Mithila Painting is practiced in the Mithila region of Nepal and India. This tradition dates back to country the 7th century AD. Mithila painting is done with twigs, fingers, natural dyes and pigments. Artists make pictures of natural objects like sun, moon, and deities from mythological epics, royal courts, and weddings. Researchers have discovered much Buddhist art in caves of Mustang area which dates back to 12 century or earlier. Style, technique, materials and subject of painting differed with the ethnic origin of the artists. Artists from the Newar community made most of the paintings that illuminated Buddhist manuscripts and book covers as well as devotional paintings on cloth. Newari artists were renowned throughout Asia for the high quality of their workmanship. Newari painting style 'Beri' was famous in Tibet. Beri was adopted as Tibet's universal painting style in the 14th century.
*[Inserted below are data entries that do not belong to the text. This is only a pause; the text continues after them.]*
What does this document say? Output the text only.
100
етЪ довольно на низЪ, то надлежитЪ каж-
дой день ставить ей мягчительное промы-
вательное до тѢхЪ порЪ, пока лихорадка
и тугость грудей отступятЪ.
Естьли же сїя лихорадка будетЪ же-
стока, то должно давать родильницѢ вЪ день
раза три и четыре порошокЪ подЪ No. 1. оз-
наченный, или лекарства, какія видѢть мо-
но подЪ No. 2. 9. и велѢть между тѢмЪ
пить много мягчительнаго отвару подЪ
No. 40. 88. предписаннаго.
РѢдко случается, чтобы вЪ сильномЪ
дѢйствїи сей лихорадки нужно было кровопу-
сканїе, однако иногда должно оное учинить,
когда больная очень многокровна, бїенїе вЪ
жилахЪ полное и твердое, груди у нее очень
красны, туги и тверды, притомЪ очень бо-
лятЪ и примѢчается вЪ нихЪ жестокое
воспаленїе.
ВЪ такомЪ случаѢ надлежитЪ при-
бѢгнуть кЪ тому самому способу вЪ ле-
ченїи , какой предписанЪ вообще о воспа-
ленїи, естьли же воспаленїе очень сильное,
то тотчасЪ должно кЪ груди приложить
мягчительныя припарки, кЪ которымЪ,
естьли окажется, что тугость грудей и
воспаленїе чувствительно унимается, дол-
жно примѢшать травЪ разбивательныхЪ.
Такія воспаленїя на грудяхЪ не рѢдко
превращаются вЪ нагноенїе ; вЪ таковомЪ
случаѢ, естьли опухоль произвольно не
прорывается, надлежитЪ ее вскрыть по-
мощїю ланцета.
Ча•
==Nepalese Painting 1900-1950==
The remarkable entry of the western school of art practice is noticed in Nepali painting only after the return of two young artists Tej Bahadur Chitrakar 1898-1971 and Chandra Man Singh Maskey in late 1920s. They both joined Government School of Art in Calcutta to learn to paint by observing life and nature-concept of tonal effects, colors and the most important - the application and the use of modern paint mediums like oil, water, charcoal, pastel etc. Very few works of Chandra Man Singh Maskey are accessible to the public. However, with the publication of the book Tej Bahadur Chitrakar - icon of transition written by his heir Madan Chitrakar in 2004 and a grand post-humous retrospective of Tej Bahadur Chitrakar "Images of a Lifetime--: A Historical Perspective" organised by Siddhartha Art Gallery in 2005 have emphasised on his contribution for the development of Nepali painting. Tej Bahadur Chitrakar played an important role practising in both traditional Nepali art as well as western ways of painting. Simultaneously he is also fondly remembered as a dedicated teacher who shared his knowledge to many aspiring artists of his time. Under the tutelage of Tej Bahadur, Dil Bahadur Chitrakar versed himself in various paint mediums especially pastel techniques whilst Amar Chitrakar became an expert in water color and oil and became one of the beloved Nepali artists.

==Nepalese Painting 1950-1990==
The arrival of Lain Singh Bangdel (1919–2002) in 1961 marks as an introduction to Modern Art in Nepal. He brought with him, the exposure to Modern art movements from Paris to a country which was slowly opening to the world only after 1950s. With the patronage of King Mahendra, Lain Singh Bangdel introduced abstract art to the Nepali audience. In 1972 he was appointed as an academician of Royal Nepal Academy by King Birendra. Similarly Nepali contemporary Nepali artist Laxman Shrestha (1939) currently based in Mumbai.

Juddha Kala Pathshala was the only institute where art was taught formally during those days. Many of the young enthusiasts opted India to study art under various scholarship programs. After the return of young artists such as Uttam Nepali, [Manuj Babu Mishra], Shashi Bikram Shah, Batsa Gopal Baidhya], Krishna Manandhar, Rama Nanda Joshi, Thakur Prasad Mainali, Deepak Shimkhada, Sushma Shimkhada, Pramila Giri, Indra Pradhan, Karna Narsingh Rana, K.K. Karmacharya, Shashi Kala Tiwari, Nepali art flourished into a collective modern phase. Artists like Kiran Manandhar First Chancellor of Nepal Academy of Fine Arts, Karna Maskey, Ragini Upadhyay, Uma Shankar Shah, Pramesh Adhikari, Yuwak Tuladhar, Birendra Pratap Singh, Surendra Bhattarai, Sharad Ranjit, Ang Tsherin Sherpa Very Dynamic contemporary artist succeeded as a young and vibrant generation during 1980s. Outside of Kathmandu, Durga Baral is noted for his contributions from Pokhara.